Projection à La Tate Modern le 8 octobre :
http://www.tate.org.uk/whats-on/tate-modern/film/douglas-gordon-i-had-nowhere-go
Quelques photogrammes et texte de présentation. Extrait : « Based on Jonas Mekas’s published diaries of the same title, Douglas Gordon’s latest feature takes a radical approach to adapting Mekas’s life story to the space of cinema, offering just ten minutes’ worth of images in the predominantly sound-based work. Sharing at once a very personal yet increasingly universal story of exile, Mekas tells of his experiences in a Nazi forced labour camp, his five years in a displaced persons camp and his first years living as a young Lithuanian immigrant in Brooklyn. His stories offer rich biographical context for the impetus to record seen across his work, from his seminal oeuvre of ‘diary films’ documenting both his daily life and the New York art scene to his role in founding Anthology Film Archives. Featuring a sound design by Frank Kruse (Cloud Atlas, Citizenfour), I Had Nowhere to Go is the first film edited in Dolby Atmos surround to be presented in the newly refurbished Starr Cinema. The screening continues Tate Film’s thread of presenting cinematic conversations between artists of different generations, which began with Akram Zaatari and Hashem el Madani in May, Lynn Hershman Leeson and Tania Bruguera in June and continues with Tyler Hubby and Tony Conrad mid-October. The powerful dialogue established between the two Tate Collection artists in this work effects both a unique challenge to the documentary form and registers a compelling first-hand account of the life of one of the greatest documenters of the human experience. »

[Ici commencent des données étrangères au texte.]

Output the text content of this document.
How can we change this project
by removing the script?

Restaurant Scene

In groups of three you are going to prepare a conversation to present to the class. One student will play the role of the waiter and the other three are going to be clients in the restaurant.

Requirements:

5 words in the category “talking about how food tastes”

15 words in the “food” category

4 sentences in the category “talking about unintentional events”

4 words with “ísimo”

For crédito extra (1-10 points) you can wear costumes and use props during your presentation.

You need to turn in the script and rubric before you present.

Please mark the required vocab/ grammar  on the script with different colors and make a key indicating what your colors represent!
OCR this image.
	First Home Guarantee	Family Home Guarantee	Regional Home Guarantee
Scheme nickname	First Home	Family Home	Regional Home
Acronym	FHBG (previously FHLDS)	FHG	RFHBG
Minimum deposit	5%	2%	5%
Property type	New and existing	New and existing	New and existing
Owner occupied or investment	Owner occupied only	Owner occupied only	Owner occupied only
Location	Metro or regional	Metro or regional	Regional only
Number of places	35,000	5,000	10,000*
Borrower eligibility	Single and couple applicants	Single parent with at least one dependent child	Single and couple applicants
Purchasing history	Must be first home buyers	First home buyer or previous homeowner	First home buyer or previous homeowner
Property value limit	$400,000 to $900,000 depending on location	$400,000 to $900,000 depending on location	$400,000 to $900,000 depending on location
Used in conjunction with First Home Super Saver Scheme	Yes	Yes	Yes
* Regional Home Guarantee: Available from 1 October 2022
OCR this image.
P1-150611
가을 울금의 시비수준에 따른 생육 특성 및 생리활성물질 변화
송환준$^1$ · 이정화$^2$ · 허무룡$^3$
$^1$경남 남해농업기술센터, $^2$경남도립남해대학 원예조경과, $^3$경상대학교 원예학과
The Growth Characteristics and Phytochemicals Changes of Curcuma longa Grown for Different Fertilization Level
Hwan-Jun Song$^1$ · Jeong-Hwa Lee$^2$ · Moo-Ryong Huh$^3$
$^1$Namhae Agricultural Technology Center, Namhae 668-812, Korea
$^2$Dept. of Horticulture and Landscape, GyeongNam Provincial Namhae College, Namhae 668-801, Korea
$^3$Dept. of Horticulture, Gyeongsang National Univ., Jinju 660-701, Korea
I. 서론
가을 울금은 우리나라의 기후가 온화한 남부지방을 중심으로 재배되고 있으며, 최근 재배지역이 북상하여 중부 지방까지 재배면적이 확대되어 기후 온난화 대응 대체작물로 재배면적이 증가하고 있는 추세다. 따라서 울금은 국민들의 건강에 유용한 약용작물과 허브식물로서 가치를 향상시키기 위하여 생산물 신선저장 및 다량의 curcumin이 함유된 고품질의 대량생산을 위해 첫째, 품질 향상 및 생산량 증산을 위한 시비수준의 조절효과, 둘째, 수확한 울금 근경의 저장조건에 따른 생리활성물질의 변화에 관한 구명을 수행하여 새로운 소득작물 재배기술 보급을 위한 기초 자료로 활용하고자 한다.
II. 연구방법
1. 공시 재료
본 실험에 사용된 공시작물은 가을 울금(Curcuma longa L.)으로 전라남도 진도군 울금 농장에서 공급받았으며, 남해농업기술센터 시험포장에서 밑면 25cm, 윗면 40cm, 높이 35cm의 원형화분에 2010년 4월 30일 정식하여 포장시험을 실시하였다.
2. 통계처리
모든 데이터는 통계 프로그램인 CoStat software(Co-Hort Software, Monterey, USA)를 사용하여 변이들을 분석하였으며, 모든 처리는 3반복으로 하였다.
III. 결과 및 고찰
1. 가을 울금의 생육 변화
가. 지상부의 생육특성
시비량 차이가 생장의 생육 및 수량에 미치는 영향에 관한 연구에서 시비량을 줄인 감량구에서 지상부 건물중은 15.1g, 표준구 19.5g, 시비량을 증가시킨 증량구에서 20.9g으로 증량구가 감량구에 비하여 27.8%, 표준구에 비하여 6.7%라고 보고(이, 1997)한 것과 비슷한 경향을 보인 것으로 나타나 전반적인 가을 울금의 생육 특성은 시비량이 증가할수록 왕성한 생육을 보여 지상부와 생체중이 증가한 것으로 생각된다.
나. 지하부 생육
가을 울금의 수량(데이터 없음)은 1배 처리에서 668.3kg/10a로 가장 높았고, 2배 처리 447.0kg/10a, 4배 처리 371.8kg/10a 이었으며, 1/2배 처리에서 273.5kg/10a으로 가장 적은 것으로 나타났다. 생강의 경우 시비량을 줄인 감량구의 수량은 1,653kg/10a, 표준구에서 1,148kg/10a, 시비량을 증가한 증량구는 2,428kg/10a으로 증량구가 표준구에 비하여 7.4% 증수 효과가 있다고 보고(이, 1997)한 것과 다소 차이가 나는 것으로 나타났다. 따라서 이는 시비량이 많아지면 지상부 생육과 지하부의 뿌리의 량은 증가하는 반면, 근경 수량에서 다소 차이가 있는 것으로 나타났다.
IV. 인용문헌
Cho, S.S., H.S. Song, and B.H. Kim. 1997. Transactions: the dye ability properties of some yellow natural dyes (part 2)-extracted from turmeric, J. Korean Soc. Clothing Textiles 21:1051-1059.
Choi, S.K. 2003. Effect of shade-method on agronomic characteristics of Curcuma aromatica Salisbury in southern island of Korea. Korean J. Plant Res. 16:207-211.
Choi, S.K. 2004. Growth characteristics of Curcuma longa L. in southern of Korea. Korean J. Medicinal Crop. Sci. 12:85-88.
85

Extrait: «Basé sur le diary de Jonas Mekas du même titre, le dernier film de Douglas Gordon adopte une approche radicale pour adapter l’histoire de la vie de Mekas à l’espace du cinéma, offrant seulement dix minutes d’images dans un travail principalement basé sur le son. En partageant à la fois une histoire d’exil très personnelle et toujours plus universelle, Mekas raconte ses expériences dans un camp de travail forcé nazi, ses cinq ans dans un camp de personnes déplacées et ses premières années en tant que jeune immigré lituanien à Brooklyn. Ses histoires offrent un riche contexte biographique pour l’impulsion à enregistrer vu à travers son travail, à partir de son travail séminal de «films journal» documentant à la fois sa vie quotidienne et la scène artistique de New York à son rôle dans la fondation Anthology Film Archives.

Dans le Guardian, article de Jonathan Jones qui le descend en flammes. Extraits
«The villain is the 20th century,” says emigre film-maker Jonas Mekas in Douglas Gordon’s pompous, empty feature film about this counterculture celebrity’s early life. […] I Had Nowhere to Go focuses relentlessly on Mekas’s childhood and youth in a world shattered by war. Born in Lithuania, he was a sensitive young man – “a poet” – caught between the Nazis and the Red Army in what the historian Timothy Snyder calls the “bloodlands” of eastern Europe, the worst killing fields of the second world war. He avoided the Nazi draft, survived slave labour and eventually made it to New York, he tells us in Gordon’s film.»